Teaching

Here I list each course that I served on the course staff for, including Course Assistant (CA) or Teaching Fellow (TF).

I display the following information line-by-line:

  • Course Title (Course Code)
  • Institution
  • Role; Semesters ~ e.g. S24 = Spring Semester, 2024.
  • Concepts covered.
  • Instructor(s).

Cryptography

Euler Circle
Teaching Assistant; Summer 24.
Instructor: Simon Rubinstein-Salzedo

Substitution Ciphers, Vignere Ciphers, Hill Cipheres, Number Theory, Diffie-Hellman, RSA, Elliptic Curve Cryptography, Cryptographic Voting, Secret-Sharing, Zero-Knowledge Proofs, Common Attacks

I served on the teaching staff for a cryptography course taught by Euler Circle, a mathematics institute dedicated to teaching college-level math to high schoolers. It followed a textbook by Dr.
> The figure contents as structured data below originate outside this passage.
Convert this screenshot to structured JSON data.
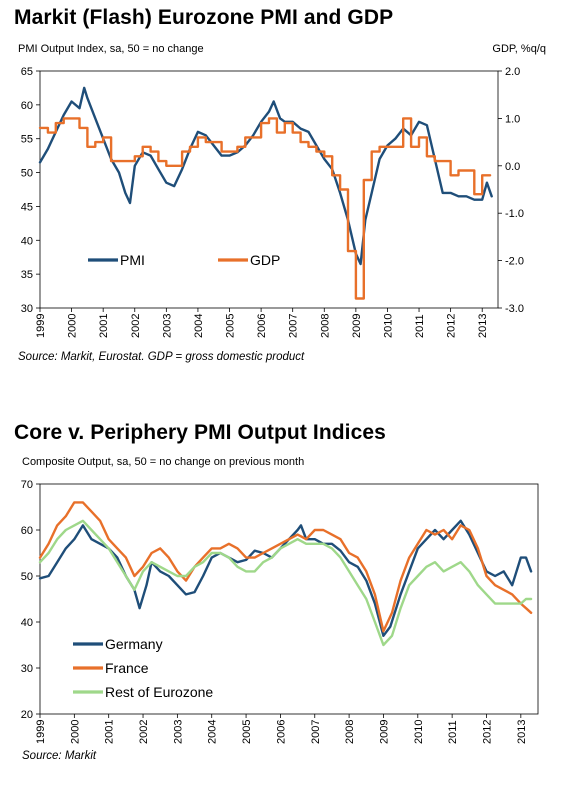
{
  "chart1": {
    "title": "Markit (Flash) Eurozone PMI and GDP",
    "ylabel_left": "PMI Output Index, sa, 50 = no change",
    "ylabel_right": "GDP, %q/q",
    "source": "Source: Markit, Eurostat. GDP = gross domestic product"
  },
  "chart2": {
    "title": "Core v. Periphery PMI Output Indices",
    "ylabel": "Composite Output, sa, 50 = no change on previous month",
    "source": "Source: Markit"
  },
  "chart_data": [
    {
      "type": "line",
      "title": "Markit (Flash) Eurozone PMI and GDP",
      "ylabel": "PMI Output Index, sa, 50 = no change",
      "y2label": "GDP, %q/q",
      "ylim": [
        30,
        65
      ],
      "y2lim": [
        -3.0,
        2.0
      ],
      "yticks": [
        "65",
        "60",
        "55",
        "50",
        "45",
        "40",
        "35",
        "30"
      ],
      "y2ticks": [
        "2.0",
        "1.0",
        "0.0",
        "-1.0",
        "-2.0",
        "-3.0"
      ],
      "xlim": [
        1999,
        2013.5
      ],
      "xticks": [
        "1999",
        "2000",
        "2001",
        "2002",
        "2003",
        "2004",
        "2005",
        "2006",
        "2007",
        "2008",
        "2009",
        "2010",
        "2011",
        "2012",
        "2013"
      ],
      "legend_position": "bottom-center",
      "series": [
        {
          "name": "PMI",
          "axis": "left",
          "color": "#1f4e79",
          "x": [
            1999.0,
            1999.25,
            1999.5,
            1999.75,
            2000.0,
            2000.25,
            2000.4,
            2000.5,
            2000.75,
            2001.0,
            2001.25,
            2001.5,
            2001.7,
            2001.85,
            2002.0,
            2002.25,
            2002.5,
            2002.75,
            2003.0,
            2003.25,
            2003.5,
            2003.75,
            2004.0,
            2004.25,
            2004.5,
            2004.75,
            2005.0,
            2005.25,
            2005.5,
            2005.75,
            2006.0,
            2006.25,
            2006.4,
            2006.6,
            2006.75,
            2007.0,
            2007.25,
            2007.5,
            2007.75,
            2008.0,
            2008.25,
            2008.5,
            2008.75,
            2009.0,
            2009.15,
            2009.3,
            2009.5,
            2009.75,
            2010.0,
            2010.25,
            2010.5,
            2010.75,
            2011.0,
            2011.25,
            2011.5,
            2011.75,
            2012.0,
            2012.25,
            2012.5,
            2012.75,
            2013.0,
            2013.15,
            2013.3
          ],
          "y": [
            51.5,
            53.5,
            56,
            58.5,
            60.5,
            59.5,
            62.5,
            61,
            58,
            55,
            52,
            50,
            47,
            45.5,
            51,
            53,
            52.5,
            50.5,
            48.5,
            48,
            50.5,
            53.5,
            56,
            55.5,
            54,
            52.5,
            52.5,
            53,
            54,
            55.5,
            57.5,
            59,
            60.5,
            58,
            57.5,
            57.5,
            56.5,
            56,
            54,
            52,
            50.5,
            47,
            43,
            38,
            36.5,
            43,
            47,
            52,
            54,
            55,
            56.5,
            55.5,
            57.5,
            57,
            52,
            47,
            47,
            46.5,
            46.5,
            46,
            46,
            48.5,
            46.5
          ]
        },
        {
          "name": "GDP",
          "axis": "right",
          "color": "#e8702a",
          "x": [
            1999.0,
            1999.25,
            1999.5,
            1999.75,
            2000.0,
            2000.25,
            2000.5,
            2000.75,
            2001.0,
            2001.25,
            2001.5,
            2001.75,
            2002.0,
            2002.25,
            2002.5,
            2002.75,
            2003.0,
            2003.25,
            2003.5,
            2003.75,
            2004.0,
            2004.25,
            2004.5,
            2004.75,
            2005.0,
            2005.25,
            2005.5,
            2005.75,
            2006.0,
            2006.25,
            2006.5,
            2006.75,
            2007.0,
            2007.25,
            2007.5,
            2007.75,
            2008.0,
            2008.25,
            2008.5,
            2008.75,
            2009.0,
            2009.25,
            2009.5,
            2009.75,
            2010.0,
            2010.25,
            2010.5,
            2010.75,
            2011.0,
            2011.25,
            2011.5,
            2011.75,
            2012.0,
            2012.25,
            2012.5,
            2012.75,
            2013.0
          ],
          "y": [
            0.8,
            0.7,
            0.9,
            1.0,
            1.0,
            0.8,
            0.4,
            0.5,
            0.6,
            0.1,
            0.1,
            0.1,
            0.2,
            0.4,
            0.3,
            0.1,
            0.0,
            0.0,
            0.3,
            0.4,
            0.6,
            0.5,
            0.5,
            0.3,
            0.3,
            0.4,
            0.6,
            0.6,
            0.9,
            1.0,
            0.7,
            0.9,
            0.7,
            0.5,
            0.4,
            0.3,
            0.2,
            -0.2,
            -0.5,
            -1.8,
            -2.8,
            -0.3,
            0.3,
            0.4,
            0.4,
            0.4,
            1.0,
            0.4,
            0.6,
            0.2,
            0.1,
            0.1,
            -0.2,
            -0.1,
            -0.1,
            -0.6,
            -0.2
          ]
        }
      ]
    },
    {
      "type": "line",
      "title": "Core v. Periphery PMI Output Indices",
      "ylabel": "Composite Output, sa, 50 = no change on previous month",
      "ylim": [
        20,
        70
      ],
      "yticks": [
        "70",
        "60",
        "50",
        "40",
        "30",
        "20"
      ],
      "xlim": [
        1999,
        2013.5
      ],
      "xticks": [
        "1999",
        "2000",
        "2001",
        "2002",
        "2003",
        "2004",
        "2005",
        "2006",
        "2007",
        "2008",
        "2009",
        "2010",
        "2011",
        "2012",
        "2013"
      ],
      "legend_position": "bottom-left",
      "series": [
        {
          "name": "Germany",
          "color": "#1f4e79",
          "x": [
            1999.0,
            1999.25,
            1999.5,
            1999.75,
            2000.0,
            2000.25,
            2000.5,
            2000.75,
            2001.0,
            2001.25,
            2001.5,
            2001.75,
            2001.9,
            2002.1,
            2002.25,
            2002.5,
            2002.75,
            2003.0,
            2003.25,
            2003.5,
            2003.75,
            2004.0,
            2004.25,
            2004.5,
            2004.75,
            2005.0,
            2005.25,
            2005.5,
            2005.75,
            2006.0,
            2006.25,
            2006.5,
            2006.6,
            2006.75,
            2007.0,
            2007.25,
            2007.5,
            2007.75,
            2008.0,
            2008.25,
            2008.5,
            2008.75,
            2009.0,
            2009.2,
            2009.5,
            2009.75,
            2010.0,
            2010.25,
            2010.5,
            2010.75,
            2011.0,
            2011.25,
            2011.5,
            2011.75,
            2012.0,
            2012.25,
            2012.5,
            2012.75,
            2013.0,
            2013.15,
            2013.3
          ],
          "y": [
            49.5,
            50,
            53,
            56,
            58,
            61,
            58,
            57,
            56,
            54,
            50,
            47,
            43,
            48,
            53,
            51,
            50,
            48,
            46,
            46.5,
            50,
            54,
            55,
            54,
            53,
            53.5,
            55.5,
            55,
            54,
            56,
            58,
            60,
            61,
            58,
            58,
            57,
            57,
            55.5,
            53,
            52,
            49,
            44,
            37,
            39,
            46,
            51,
            56,
            58,
            60,
            58,
            60,
            62,
            59,
            55,
            51,
            50,
            51,
            48,
            54,
            54,
            51
          ]
        },
        {
          "name": "France",
          "color": "#e8702a",
          "x": [
            1999.0,
            1999.25,
            1999.5,
            1999.75,
            2000.0,
            2000.25,
            2000.5,
            2000.75,
            2001.0,
            2001.25,
            2001.5,
            2001.75,
            2002.0,
            2002.25,
            2002.5,
            2002.75,
            2003.0,
            2003.25,
            2003.5,
            2003.75,
            2004.0,
            2004.25,
            2004.5,
            2004.75,
            2005.0,
            2005.25,
            2005.5,
            2005.75,
            2006.0,
            2006.25,
            2006.5,
            2006.75,
            2007.0,
            2007.25,
            2007.5,
            2007.75,
            2008.0,
            2008.25,
            2008.5,
            2008.75,
            2009.0,
            2009.25,
            2009.5,
            2009.75,
            2010.0,
            2010.25,
            2010.5,
            2010.75,
            2011.0,
            2011.25,
            2011.5,
            2011.75,
            2012.0,
            2012.25,
            2012.5,
            2012.75,
            2013.0,
            2013.15,
            2013.3
          ],
          "y": [
            54,
            57,
            61,
            63,
            66,
            66,
            64,
            62,
            58,
            56,
            54,
            50,
            52,
            55,
            56,
            54,
            51,
            49,
            52,
            54,
            56,
            56,
            57,
            56,
            54,
            54,
            55,
            56,
            57,
            58,
            59,
            58,
            60,
            60,
            59,
            58,
            55,
            54,
            51,
            46,
            38,
            42,
            49,
            54,
            57,
            60,
            59,
            60,
            58,
            61,
            60,
            56,
            50,
            48,
            47,
            46,
            44,
            43,
            42
          ]
        },
        {
          "name": "Rest of Eurozone",
          "color": "#9fd88a",
          "x": [
            1999.0,
            1999.25,
            1999.5,
            1999.75,
            2000.0,
            2000.25,
            2000.5,
            2000.75,
            2001.0,
            2001.25,
            2001.5,
            2001.75,
            2002.0,
            2002.25,
            2002.5,
            2002.75,
            2003.0,
            2003.25,
            2003.5,
            2003.75,
            2004.0,
            2004.25,
            2004.5,
            2004.75,
            2005.0,
            2005.25,
            2005.5,
            2005.75,
            2006.0,
            2006.25,
            2006.5,
            2006.75,
            2007.0,
            2007.25,
            2007.5,
            2007.75,
            2008.0,
            2008.25,
            2008.5,
            2008.75,
            2009.0,
            2009.25,
            2009.5,
            2009.75,
            2010.0,
            2010.25,
            2010.5,
            2010.75,
            2011.0,
            2011.25,
            2011.5,
            2011.75,
            2012.0,
            2012.25,
            2012.5,
            2012.75,
            2013.0,
            2013.15,
            2013.3
          ],
          "y": [
            53,
            55,
            58,
            60,
            61,
            62,
            60,
            58,
            56,
            53,
            50,
            47,
            51,
            53,
            52,
            51,
            50,
            50,
            52,
            53,
            55,
            55,
            54,
            52,
            51,
            51,
            53,
            54,
            56,
            57,
            58,
            57,
            57,
            57,
            56,
            54,
            51,
            48,
            45,
            40,
            35,
            37,
            43,
            48,
            50,
            52,
            53,
            51,
            52,
            53,
            51,
            48,
            46,
            44,
            44,
            44,
            44,
            45,
            45
          ]
        }
      ]
    }
  ]
}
Rubinstein-Salzedo aimed at covering a wide bredth of subjects relevant to modern cryptographic research, with a particular focus given to the most mathematically interesting material, including prime factorization and number theory, elliptic curves, and cryptographic voting.


Linear Algebra (MATH 120)

Harvard University
Course Assistant; S24.
Instructor: Janet Chen

Vector Spaces / Subspaces, Linear Independence, Linear Maps, Fundamental Theorem of Linear Maps, Quotent Spaces, Dual Spaces, (Generalized) Eigenvectors / Eigenvalues, Diagonalization, Riesz Representation Theorem, Adjoints, Nilotent Maps, Jordan Forms, Spectral Theorem.

MATH 120 is intended as a second course in linear algebra, emphasizing proofwriting, extending many results to the complex numbers, and integrating linear algebraic structures into a broader algebraic vocabulary fit for more advanced study. The course followed Axler’s classic textbook Linear Algebra Done Right.


Introduction to Reinforcement Learning (CS/STAT 184)

Harvard University
Teaching Fellow; F23.
Co-Instructors: Sham Kakade, Lucas Janson.

Markov Decision Processes (MDPs), Value / Policy Iteration, Linear Quadratic Control (LQR), Bandits, Supervised Learning, Policy Gradient Methods, Trust Region Methods, Proximal Policy Optimization, Importance Sampling, Behavior Cloning, DAgger, Monte Carlo Tree Search.

After taking the first iteration of this course at Harvard in 2022, I entered the course staff for its second offering. The course, jointly listed with the statistics and computer science departments, provided a comprehensive introduction to reinforcement learning, focusing in particular on using techniques from statistics and optimization to derive bounds on complexity and performance guarantees for each algorithm. The course did not follow any particular textbook, but frequently referenced Professor Kakade’s Reinforcement Learning: Theory and Algorithms, as well as Sutton and Barto’s classic Reinforcement Learning: An Introduction.


Vector Calculus and Linear Algebra II (MATH 22B)

Harvard University
Course Assistant; S22, S23.
Instructors: Dusty Grundmeier (S22), Oliver Knill (S23).

Inner Products / Metric Spaces, Paths / Directional Derivatives, Total Derivatives, Lagrange Multipliers, Vector Fields, Double and Triple Integrals, Change of Variables, Path / Line / Surface Integrals, Stokes' Theorem, Differential Forms.

Math 22B is the second half of a year-long advanced introduction to proofwriting and mathematical thinking, focusing in particular on vector calculus. Having a strong proowriting background from 22A, students spend the bulk of the time proving important results from multivariable calculus, including differentiation and integration for functions of more than one variable. Unlike traditional multivariable calculus courses, this introduction is able to move at a much faster pace using the language of linear algebra, following Marsden’s Vector Calculus. The course likewise concludes with an expository final paper on a subject of the student’s choosing—see mine here!


Vector Calculus and Linear Algebra I (MATH 22A)

Harvard University
Course Assistant; F21, F22.
Instructor: Dusty Grundmeier.

Set Theory, Functions, Proofwriting, Induction. Vector and Matrix Algebra, Vector Spaces, Linear Transformations, Bases/Coordinates, Eigenvectors/Eigenvalues, Diagonalization, Spectral Theorem.

Math 22A is the first half of a year-long advanced introduction to proofwriting and mathematical thinking, focusing in particular on set theory and linear algebra. In the first semester, students are exposed to proofwriting through the classic Hammack Book of Proof, and they use these tools to begin to prove many of the major results from linear algebra, loosely following the textbook Linear Algebra and Its Applications by David Lay. The course concludes with an expository final paper on a subject of the student’s choosing—see mine here!